Ook zagen we dat de minister bouwen op eigen erf voor de kinderen of grootouders vergunningvrij wil maken. Dat is een goede ontwikkeling, waar onze fractie al langer voor pleit. Betekent dit dat de tijdelijkheid van dit soort woningen wordt opgeheven en de mogelijkheid wordt geboden om de woningen onbeperkt beschikbaar te houden voor de woningvoorraad, zodat kapitaalvernietiging wordt voorkomen? Het zou heel jammer zijn als mensen een mantelzorgwoning bouwen en na afloop van de mantelzorgperiode het alleen nog als fietsenschuurtje kunnen gebruiken. De vraag aan de minister is dus: bent u bereid om maatregelen te nemen om die woningen tot de woningvoorraad te laten blijven behoren? Ik overweeg een motie op dit punt.

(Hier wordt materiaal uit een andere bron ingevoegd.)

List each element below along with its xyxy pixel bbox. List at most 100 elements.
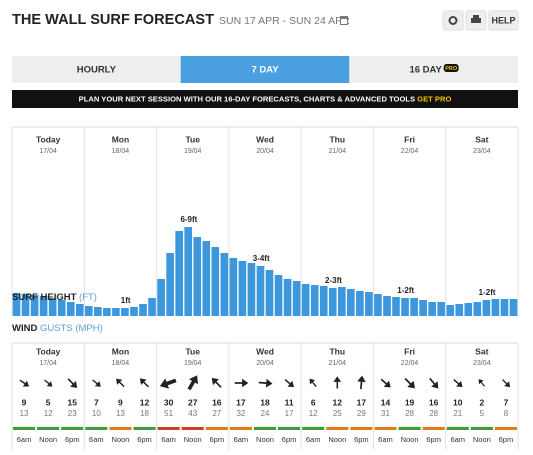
wind-rating xyxy=(133,427,156,430)
settings-button[interactable] xyxy=(442,10,464,31)
surf-bar xyxy=(94,307,102,316)
calendar-icon[interactable] xyxy=(340,16,348,25)
promo-banner[interactable] xyxy=(12,90,518,108)
day-name: Thu xyxy=(329,134,345,144)
surf-bar xyxy=(292,281,301,316)
surf-bar xyxy=(66,302,75,316)
print-button[interactable] xyxy=(465,10,487,31)
wind-speed: 12 xyxy=(140,397,150,407)
wind-rating xyxy=(37,427,60,430)
help-label[interactable]: HELP xyxy=(491,15,515,25)
wind-speed: 6 xyxy=(311,397,316,407)
wind-gust: 12 xyxy=(309,409,318,418)
tab-label[interactable]: 16 DAY xyxy=(409,65,442,76)
promo-text[interactable]: PLAN YOUR NEXT SESSION WITH OUR 16-DAY F… xyxy=(79,95,452,104)
surf-bar xyxy=(265,270,274,316)
wind-arrow-head xyxy=(159,378,170,389)
time-label: 6pm xyxy=(282,435,297,444)
surf-bar xyxy=(464,303,473,316)
day-name: Today xyxy=(36,134,61,144)
wind-speed: 16 xyxy=(212,397,222,407)
wind-arrow xyxy=(478,379,486,387)
day-date: 22/04 xyxy=(401,360,419,367)
tab-label[interactable]: 7 DAY xyxy=(251,65,279,76)
wind-rating xyxy=(398,427,421,430)
wind-arrow-head xyxy=(116,378,123,385)
promo-link[interactable]: GET PRO xyxy=(417,95,451,104)
wind-rating xyxy=(326,427,349,430)
wind-speed: 2 xyxy=(479,397,484,407)
day-date: 19/04 xyxy=(184,360,202,367)
time-label: 6am xyxy=(306,435,321,444)
wind-speed: 9 xyxy=(22,397,27,407)
wind-speed: 17 xyxy=(357,397,367,407)
surf-bar xyxy=(247,263,256,316)
wind-arrow-head xyxy=(478,379,484,385)
promo-message: PLAN YOUR NEXT SESSION WITH OUR 16-DAY F… xyxy=(79,95,418,104)
day-name: Thu xyxy=(329,346,345,356)
wind-rating xyxy=(374,427,397,430)
tab[interactable] xyxy=(12,56,181,83)
day-name: Today xyxy=(36,346,61,356)
surf-bar xyxy=(374,294,382,316)
surf-bar xyxy=(30,295,39,316)
surf-bar xyxy=(283,279,292,316)
wind-speed: 14 xyxy=(381,397,391,407)
surf-height-label: 1-2ft xyxy=(397,286,414,295)
wind-arrow-head xyxy=(504,381,511,388)
day-date: 17/04 xyxy=(39,148,57,155)
wind-speed: 7 xyxy=(504,397,509,407)
time-label: 6am xyxy=(17,435,32,444)
help-button[interactable] xyxy=(488,10,519,31)
wind-speed: 17 xyxy=(236,397,246,407)
wind-gust: 27 xyxy=(212,409,221,418)
surf-bar xyxy=(491,299,500,316)
surf-bar xyxy=(229,258,238,316)
wind-arrow xyxy=(19,379,30,387)
time-label: Noon xyxy=(401,435,419,444)
wind-arrow xyxy=(234,378,249,388)
surf-bar xyxy=(500,299,509,316)
wind-arrow-head xyxy=(431,381,439,389)
surf-bar xyxy=(148,298,156,316)
surf-height-label: 1ft xyxy=(121,296,131,305)
time-label: Noon xyxy=(184,435,202,444)
surf-bar xyxy=(175,231,183,316)
date-range: SUN 17 APR - SUN 24 APR xyxy=(219,15,350,27)
wind-rating xyxy=(85,427,108,430)
day-date: 21/04 xyxy=(329,360,347,367)
surf-bar xyxy=(166,253,174,316)
wind-arrow xyxy=(429,377,439,389)
day-date: 20/04 xyxy=(256,360,274,367)
day-date: 17/04 xyxy=(39,360,57,367)
wind-speed: 16 xyxy=(429,397,439,407)
wind-gust: 51 xyxy=(164,409,173,418)
wind-gust: 31 xyxy=(381,409,390,418)
time-label: 6pm xyxy=(137,435,152,444)
tab[interactable] xyxy=(180,56,350,83)
surf-bar xyxy=(310,285,319,316)
wind-arrow xyxy=(453,379,463,388)
wind-arrow xyxy=(116,378,125,388)
wind-arrow xyxy=(44,379,53,387)
day-date: 19/04 xyxy=(184,148,202,155)
wind-arrow-head xyxy=(211,377,219,386)
wind-arrow-head xyxy=(309,378,316,385)
tab-label[interactable]: HOURLY xyxy=(77,65,117,76)
wind-arrow-head xyxy=(70,380,78,388)
surf-height-label: 2-3ft xyxy=(325,276,342,285)
surf-bar xyxy=(410,298,418,316)
day-date: 23/04 xyxy=(473,148,491,155)
wind-gust: 43 xyxy=(188,409,197,418)
wind-gust: 23 xyxy=(68,409,77,418)
time-label: 6am xyxy=(378,435,393,444)
tab[interactable] xyxy=(349,56,518,83)
wind-arrow xyxy=(67,378,78,388)
day-date: 22/04 xyxy=(401,148,419,155)
wind-gust: 29 xyxy=(357,409,366,418)
surf-bar xyxy=(75,304,84,316)
surf-bar xyxy=(356,291,364,316)
wind-gust: 28 xyxy=(429,409,438,418)
surf-bar xyxy=(21,294,30,316)
surf-bar xyxy=(103,308,111,316)
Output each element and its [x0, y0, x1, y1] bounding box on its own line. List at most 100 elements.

Voorzitter. Ik heb nog een aantal afsluitende vragen. Is de minister ook bereid om te kijken naar de royale expatregeling, die zorgt voor oneerlijke concurrentie op de woningmarkt, zeker in steden als Amsterdam, Den Haag, Rotterdam en Eindhoven? Zo nee, waarom niet?

Tot slot. Houdt de minister vast aan de eis dat twee derde van de nieuwe woningen betaalbaar moet zijn? Er komt geen extra geld bij. Hoe verwacht de minister die woningen dan te realiseren, in de wetenschap dat projectontwikkelaars verlies lijden op dit soort woningen en dus niet staan te trappelen om ze te bouwen? Hoe moeten gemeenten, die vaak al grote financiële problemen hebben en afstevenen op wat wel genoemd wordt "het ravijnjaar 2026", hieraan bijdragen? Graag een reactie.

Voorzitter, tot slot. Voorts zijn wij van mening dat er een einde moet komen aan de bio-industrie.

De voorzitter:

Dank u wel, meneer Koffeman. Dan is het woord aan mevrouw Van Aelst namens de SP.